I1) Subsection map (axes + representative works)
- Row unit: H3
- Columns: subsection; axes; representative works
- Evidence sources: `subsection_briefs.axes` + citations from `evidence_drafts`

I2) Concrete anchors (benchmarks / numbers / caveats)
- Row unit: H3
- Columns: subsection; anchor facts; representative works
- Evidence sources: `anchor_sheet.anchors`

### Appendix tables (for `appendix-table-writer` -> `outline/tables_appendix.md`)

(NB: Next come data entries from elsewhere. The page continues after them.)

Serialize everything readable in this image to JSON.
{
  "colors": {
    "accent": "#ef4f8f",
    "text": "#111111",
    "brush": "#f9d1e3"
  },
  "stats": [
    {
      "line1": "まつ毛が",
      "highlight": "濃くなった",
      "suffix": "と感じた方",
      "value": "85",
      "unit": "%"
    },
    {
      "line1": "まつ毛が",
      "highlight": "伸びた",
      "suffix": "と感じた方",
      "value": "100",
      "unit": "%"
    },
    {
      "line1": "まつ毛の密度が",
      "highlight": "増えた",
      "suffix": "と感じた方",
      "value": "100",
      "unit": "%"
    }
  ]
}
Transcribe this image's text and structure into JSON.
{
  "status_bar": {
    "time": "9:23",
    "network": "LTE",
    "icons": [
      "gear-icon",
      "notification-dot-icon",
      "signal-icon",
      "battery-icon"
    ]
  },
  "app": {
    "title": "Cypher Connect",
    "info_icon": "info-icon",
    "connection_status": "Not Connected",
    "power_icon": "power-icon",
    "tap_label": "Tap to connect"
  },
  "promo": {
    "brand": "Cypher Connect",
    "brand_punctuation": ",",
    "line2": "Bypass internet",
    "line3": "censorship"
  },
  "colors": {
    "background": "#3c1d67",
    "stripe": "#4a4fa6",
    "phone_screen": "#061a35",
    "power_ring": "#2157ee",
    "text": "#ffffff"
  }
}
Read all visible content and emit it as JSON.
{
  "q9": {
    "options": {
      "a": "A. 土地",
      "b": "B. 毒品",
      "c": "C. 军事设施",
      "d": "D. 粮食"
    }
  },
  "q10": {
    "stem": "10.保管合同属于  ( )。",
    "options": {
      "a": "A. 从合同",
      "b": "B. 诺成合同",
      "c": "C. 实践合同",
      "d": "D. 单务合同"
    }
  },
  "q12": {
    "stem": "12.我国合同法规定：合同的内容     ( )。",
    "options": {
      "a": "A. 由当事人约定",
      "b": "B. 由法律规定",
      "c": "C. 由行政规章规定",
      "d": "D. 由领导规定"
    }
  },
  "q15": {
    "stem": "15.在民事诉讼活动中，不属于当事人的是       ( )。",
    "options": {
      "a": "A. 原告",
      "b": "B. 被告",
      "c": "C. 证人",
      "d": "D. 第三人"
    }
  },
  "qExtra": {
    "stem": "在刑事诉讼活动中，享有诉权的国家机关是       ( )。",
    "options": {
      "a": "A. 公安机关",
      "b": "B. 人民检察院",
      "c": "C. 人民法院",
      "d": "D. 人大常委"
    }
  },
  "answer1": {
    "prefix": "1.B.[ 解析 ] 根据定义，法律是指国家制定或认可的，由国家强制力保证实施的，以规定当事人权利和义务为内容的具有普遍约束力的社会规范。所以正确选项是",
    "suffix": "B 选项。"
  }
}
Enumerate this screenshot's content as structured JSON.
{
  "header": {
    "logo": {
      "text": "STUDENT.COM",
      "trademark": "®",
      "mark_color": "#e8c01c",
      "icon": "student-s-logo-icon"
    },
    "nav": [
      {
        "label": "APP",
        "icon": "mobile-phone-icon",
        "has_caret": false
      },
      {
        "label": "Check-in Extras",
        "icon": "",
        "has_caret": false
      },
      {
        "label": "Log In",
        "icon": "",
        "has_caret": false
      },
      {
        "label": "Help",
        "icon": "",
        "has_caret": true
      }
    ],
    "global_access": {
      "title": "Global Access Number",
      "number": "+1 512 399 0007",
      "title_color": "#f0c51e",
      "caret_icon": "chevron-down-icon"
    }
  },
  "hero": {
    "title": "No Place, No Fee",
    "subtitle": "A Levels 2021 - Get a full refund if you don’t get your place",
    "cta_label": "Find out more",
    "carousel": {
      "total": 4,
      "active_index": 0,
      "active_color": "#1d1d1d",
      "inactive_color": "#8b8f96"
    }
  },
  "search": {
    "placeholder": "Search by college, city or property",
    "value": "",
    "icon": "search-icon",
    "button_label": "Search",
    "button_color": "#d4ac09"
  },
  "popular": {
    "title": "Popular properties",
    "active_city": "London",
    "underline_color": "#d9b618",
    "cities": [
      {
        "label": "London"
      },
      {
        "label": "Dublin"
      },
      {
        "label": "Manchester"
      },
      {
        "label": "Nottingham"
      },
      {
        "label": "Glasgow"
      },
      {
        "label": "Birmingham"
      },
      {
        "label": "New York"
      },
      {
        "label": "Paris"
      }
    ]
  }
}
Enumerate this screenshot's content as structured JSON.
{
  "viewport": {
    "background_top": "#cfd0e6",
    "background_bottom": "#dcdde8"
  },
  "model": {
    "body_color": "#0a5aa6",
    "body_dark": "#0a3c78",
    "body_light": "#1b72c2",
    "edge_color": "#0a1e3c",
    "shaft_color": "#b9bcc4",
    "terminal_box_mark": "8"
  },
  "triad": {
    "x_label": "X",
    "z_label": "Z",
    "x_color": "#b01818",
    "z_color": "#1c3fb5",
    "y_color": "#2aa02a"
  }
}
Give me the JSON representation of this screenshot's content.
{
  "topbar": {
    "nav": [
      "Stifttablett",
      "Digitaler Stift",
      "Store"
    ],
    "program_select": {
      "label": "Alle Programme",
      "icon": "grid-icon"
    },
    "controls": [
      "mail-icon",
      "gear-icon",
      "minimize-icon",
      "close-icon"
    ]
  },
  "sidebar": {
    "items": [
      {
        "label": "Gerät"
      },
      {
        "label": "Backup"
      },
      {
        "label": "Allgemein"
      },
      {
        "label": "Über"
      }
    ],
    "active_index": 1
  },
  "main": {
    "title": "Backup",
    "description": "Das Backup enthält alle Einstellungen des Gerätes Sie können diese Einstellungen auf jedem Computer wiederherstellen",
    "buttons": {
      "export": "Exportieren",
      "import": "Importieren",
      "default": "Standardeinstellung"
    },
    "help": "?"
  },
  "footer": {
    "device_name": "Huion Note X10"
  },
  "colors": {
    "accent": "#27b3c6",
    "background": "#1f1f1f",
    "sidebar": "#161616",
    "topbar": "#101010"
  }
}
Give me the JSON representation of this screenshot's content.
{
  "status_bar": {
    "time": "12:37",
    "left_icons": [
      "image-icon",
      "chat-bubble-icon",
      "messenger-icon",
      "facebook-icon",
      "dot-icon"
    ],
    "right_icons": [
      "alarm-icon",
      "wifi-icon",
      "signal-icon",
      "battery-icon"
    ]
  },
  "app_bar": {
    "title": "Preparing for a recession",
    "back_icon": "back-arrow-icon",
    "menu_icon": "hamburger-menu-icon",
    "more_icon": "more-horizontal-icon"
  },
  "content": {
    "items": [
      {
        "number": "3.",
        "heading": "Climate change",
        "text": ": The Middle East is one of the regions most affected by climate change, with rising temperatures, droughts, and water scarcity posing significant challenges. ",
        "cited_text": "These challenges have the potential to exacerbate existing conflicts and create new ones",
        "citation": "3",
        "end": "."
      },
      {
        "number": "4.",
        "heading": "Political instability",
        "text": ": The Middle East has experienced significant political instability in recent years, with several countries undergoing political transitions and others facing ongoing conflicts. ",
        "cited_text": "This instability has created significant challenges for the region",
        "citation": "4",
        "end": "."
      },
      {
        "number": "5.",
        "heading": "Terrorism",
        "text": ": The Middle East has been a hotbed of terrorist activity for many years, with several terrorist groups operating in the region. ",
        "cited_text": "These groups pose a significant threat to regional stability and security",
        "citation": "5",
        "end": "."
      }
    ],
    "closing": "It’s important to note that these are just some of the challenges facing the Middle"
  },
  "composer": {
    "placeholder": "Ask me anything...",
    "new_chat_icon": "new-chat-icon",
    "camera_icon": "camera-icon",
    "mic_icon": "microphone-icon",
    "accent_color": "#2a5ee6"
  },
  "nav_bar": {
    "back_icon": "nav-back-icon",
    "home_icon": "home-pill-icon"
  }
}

A1) Method/architecture map (representative works)
- Row unit: work/system line
- Columns: work; core idea; loop + interface assumptions; key refs
- Evidence sources: `evidence_drafts` (comparisons + definitions) + `anchor_sheet`

A2) Evaluation protocol / benchmark map
- Row unit: benchmark or evaluation setting (fallback: protocol dimension)
- Columns: benchmark/setting; task+metric; key protocol constraints; key refs
- Evidence sources: `anchor_sheet` + `evidence_drafts.evaluation_protocol`

## Positive / negative examples

Good (publishable question + fillable columns):
- Question: "Which benchmarks anchor evaluation in this area, and what task/metric/constraints do they imply?"
- Columns: Benchmark; Task+metric; Protocol constraints; Key refs
- Evidence mapping: `evidence_drafts.evaluation_protocol` + `anchor_sheet`

Bad (internal/pipeline voice):
- Question: "What is evidence readiness + verification needs?"
- Columns: evidence levels, missing fields, TODO checklist

If you want internal diagnostics, put them in an audit report, not in reader-facing tables.

## Script (optional bootstrap)

### Quick Start

- `python .codex/skills/table-schema/scripts/run.py --help`
- `python .codex/skills/table-schema/scripts/run.py --workspace workspaces/<ws>`

### All Options

- `--workspace <workspace_dir>` (required)
- `--unit-id <id>` (optional; used only for runner bookkeeping)
- `--inputs <outline;briefs;packs;goal>` (optional; override inputs)
- `--outputs <relpath>` (optional; defaults to `outline/table_schema.md`)
- `--checkpoint <C#>` (optional; ignored by the bootstrapper)

### Examples

- Bootstrap a two-layer schema (index + Appendix):

  `python .codex/skills/table-schema/scripts/run.py --workspace workspaces/<ws>`

- Write to a custom schema path (rare):

  `python .codex/skills/table-schema/scripts/run.py --workspace workspaces/<ws> --outputs outline/table_schema.md`

Notes:
- Use the script as a starting point, then refine the schema as a paper artifact.
- If a column cannot be filled from evidence packs without guessing, the schema is wrong.